2.( 1) Prove that the distance from point C (1, 2) to line L is d = 3m+ 1 √ (5m? +6m+2)r = 5
Alternatively, according to the straight line L, you can pass the fixed point A (3, 1) because it is in a circle.
(2) When the shortest length of the line segment of line 1 is cut by circle C, it is given by Pythagorean theorem dmax, and d = 3m+ 1 √ (5m?
+6m+2)=√(9m? +6m+ 1)/(5m? +6m+2)= √[ 9/5-(24/5m+ 13/5)/5m? +6m+2]
Let 24/5m+ 13/5=t, then m=(5t- 13)/24, then d=√[9/5-576t/( 125t? +70t+125)] = √ [9/5-576/﹙125t+125/t+70 ﹚] dmax is obvious when t¢0, that is, D.
3.( 1) From the meaning of the question, f(x)=X? +2x+b has only one intersection A(0, b) on the y axis, so there must be two intersections x 1, x2 on the x axis, which is equivalent to the equation x? +2x+b=0 has two real roots, δ = 4-4b-0, so b < 1.
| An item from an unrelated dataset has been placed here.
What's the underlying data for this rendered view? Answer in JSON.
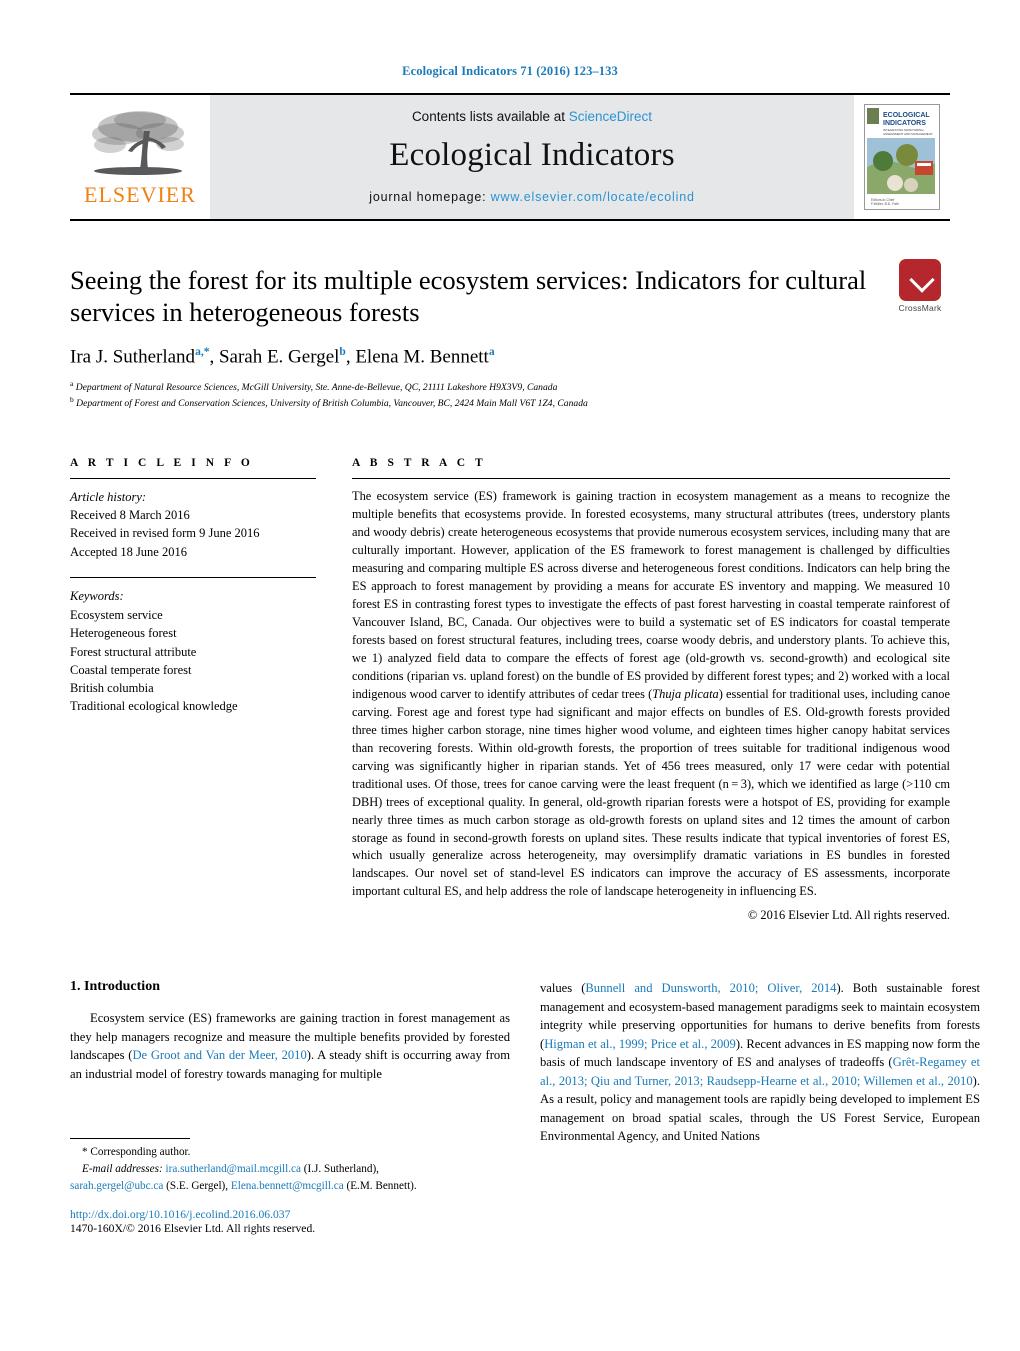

(2) Let the equation of a circle be x? +y? +Dx+Ey+F=0, let x=0, y? +Dy+F=0, what about b? +Eb+F=0, let y=0, x? +Dx+F=0, x 1, x2 is the equation x? +2x+b = the root of 0, and x? +dx+f = the root of 0, so D=2, F=b, so E=-b- 1, and the equation of the circle is x? +y? +2x-(b+ 1)y+b=0
(3) adopt the parameter set, b( 1-y)+x? +y? +2x-y=0, let 1-y=0, that is, y= 1, then x? +2x=0, x=0 or -2, so the fixed point is (0, 1) or (-2, 1).